Delphix’s Steve Barrett on promoting cross-functional collaboration with DevOps
Many enterprise businesses have traditionally been organised by function and expertise. Each team or department is separate, sorted into different units with varying resources and goals. Communication between these units is limited and they ultimately succeed or fail based on their own merit. Unsurprisingly, this way of operating can lead to dangerous divisions forming throughout an organisation. The siloes that develop when departments are structured to work as separate entities - and the mentality that they create - can be extremely difficult to overcome. Through reducing productivity, wasting resources and impacting employee morale, siloes could bring a business to its knees. Therefore, it’s no wonder that so many business leaders are trying to shift away from departmental focuses to organisational goals. For many, implementing DevOps will play a key role moving forward. Breaking down siloes Innovation is something that every organisation strives for. More often than not, it begins with hiring developers and building programmes which enable them to do their best work. This backdrop has given rise to ‘blameless cultures’ - where developers can build, own and ship code, and ultimately ‘fail fast’ without fear of repercussions. However, it’s hard for developers to truly take advantage of these initiatives if they’re reliant on siloed operations teams to service the data for them. In these instances, data can very quickly become a bottleneck, leading to team apathy or even the large-scale failure of projects.
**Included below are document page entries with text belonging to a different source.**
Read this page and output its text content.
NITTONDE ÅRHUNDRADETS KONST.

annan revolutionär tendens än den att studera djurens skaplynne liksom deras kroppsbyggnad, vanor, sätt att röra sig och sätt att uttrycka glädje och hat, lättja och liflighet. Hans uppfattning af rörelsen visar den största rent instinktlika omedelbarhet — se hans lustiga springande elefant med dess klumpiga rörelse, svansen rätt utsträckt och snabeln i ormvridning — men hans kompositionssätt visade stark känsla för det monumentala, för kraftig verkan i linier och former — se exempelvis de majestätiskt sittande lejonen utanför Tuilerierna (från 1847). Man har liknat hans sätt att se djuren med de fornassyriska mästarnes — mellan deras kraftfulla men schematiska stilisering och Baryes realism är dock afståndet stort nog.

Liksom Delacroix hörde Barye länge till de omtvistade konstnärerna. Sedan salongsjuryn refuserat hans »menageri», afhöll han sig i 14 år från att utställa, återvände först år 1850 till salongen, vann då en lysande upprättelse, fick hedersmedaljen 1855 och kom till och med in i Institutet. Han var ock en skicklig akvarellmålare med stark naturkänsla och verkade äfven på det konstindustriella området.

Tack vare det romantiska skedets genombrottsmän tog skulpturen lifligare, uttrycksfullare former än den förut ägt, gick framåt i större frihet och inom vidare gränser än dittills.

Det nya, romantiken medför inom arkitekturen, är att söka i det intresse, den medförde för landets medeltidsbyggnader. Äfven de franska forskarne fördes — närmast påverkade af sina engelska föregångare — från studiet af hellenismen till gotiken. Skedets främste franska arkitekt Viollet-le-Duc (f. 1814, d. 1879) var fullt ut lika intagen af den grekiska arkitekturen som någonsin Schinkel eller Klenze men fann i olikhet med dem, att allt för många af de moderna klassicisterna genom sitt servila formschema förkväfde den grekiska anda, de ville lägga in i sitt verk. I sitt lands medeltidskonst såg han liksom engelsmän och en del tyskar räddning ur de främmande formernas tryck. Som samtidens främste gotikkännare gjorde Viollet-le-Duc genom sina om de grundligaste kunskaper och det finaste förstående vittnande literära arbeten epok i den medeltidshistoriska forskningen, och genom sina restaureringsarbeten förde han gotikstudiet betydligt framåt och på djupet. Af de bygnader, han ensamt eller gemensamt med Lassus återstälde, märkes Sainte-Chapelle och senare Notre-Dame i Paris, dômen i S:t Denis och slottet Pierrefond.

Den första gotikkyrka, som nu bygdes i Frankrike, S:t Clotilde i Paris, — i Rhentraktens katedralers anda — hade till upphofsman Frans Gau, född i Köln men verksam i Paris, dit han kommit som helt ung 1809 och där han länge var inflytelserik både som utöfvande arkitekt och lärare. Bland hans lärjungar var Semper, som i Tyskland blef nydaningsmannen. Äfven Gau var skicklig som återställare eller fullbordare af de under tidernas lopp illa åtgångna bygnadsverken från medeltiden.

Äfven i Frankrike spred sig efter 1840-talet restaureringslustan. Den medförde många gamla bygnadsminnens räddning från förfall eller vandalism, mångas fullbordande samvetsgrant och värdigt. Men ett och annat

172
This is where DevOps can help. At its heart, DevOps is all about removing barriers and increasing collaboration. By bringing together development and operations teams it enables businesses to build, test and deliver new software and applications at a faster and more efficient pace. In a true DevOps business, teams are organised by functional scope and collaboration is encouraged at all levels. This helps to ensure end-to-end responsibility and accountability across all projects and also gives employees a greater sense of purpose, as they become more aware of the impact their work is having from an organisational perspective. Promoting cross functional teams in this way can even help in terms of upskilling, as team members across a wider business will learn from each other. With all these benefits, it’s not surprising that the DevOps movement continues to gain traction. In fact, IDC research forecasts that by the end of this year, 80% of European organisations will have adopted it in some form. But, eliminating siloes and succeeding with a DevOps strategy isn't always easy. The same study found that only 10% of those implementing DevOps will excel in terms of accelerated performance and delivery cycles. That means that nine in 10 businesses are failing to reach their full DevOps potential. DevOps is more than just a mindset When it comes to DevOps, whilst initiatives like ‘blameless cultures’ are important, so too is setting up the company infrastructure for long-term success. You can’t break down those siloes and achieve the perfect DevOps team without blending the right mindset with the right technology. Rolling out deployments at a business-wide level often requires many complex integrations between applications and systems that don’t always simply just come together. IT leaders might know what they need to do, but the fact is that they don’t always have tools in place to do it.
Dedicated data platforms can assist teams on their journey to a DevOps future. By delivering data into development environments at the same pace and level of automation as DevOps teams deploy code, these platforms can eliminate CI/CD bottlenecks. They effectively and efficiently bring together previously separated data sources. This means that developers can access data from different platforms, mainframes and applications whilst still benefiting from a single source of truth. By synching data from across the business in this way and provisioning it to test environments, these platforms enable teams to manage all operations, without compromising on compliance or security. For developers, they ease time travel for data, delivering virtual data on demand and automating any bottlenecks. Ultimately, the best tools on the market will facilitate cooperation and collaboration among your experts, as well as provide the end-to-end visibility that allows them to align with wider business goals and emphasising a greater sense of purpose. Some companies have already seen major success when it comes to implementing such platforms. For example, one of the biggest tyre manufacturers in the world – Michelin – leverages API driven data automation to improve production resiliency by 98% and drive sustainable mobility and growth across the business. The team can find and fix problems faster thanks to their on-demand data delivery alongside an optimised CI-CD value chain and application downtime has successfully been reduced from two days to two hours. Moving into this next chapter in business will not be an easy undertaking. Siloes are often deeply entrenched and the divisions they create will not be healed overnight. However, it can be achieved and it is definitely worth the effort. After all, there’s power in a shared vision. By encouraging a culture of cross functional collaboration and setting up the foundational data infrastructure to support this, businesses can ensure that all teams are working together to make their DevOps dreams a reality.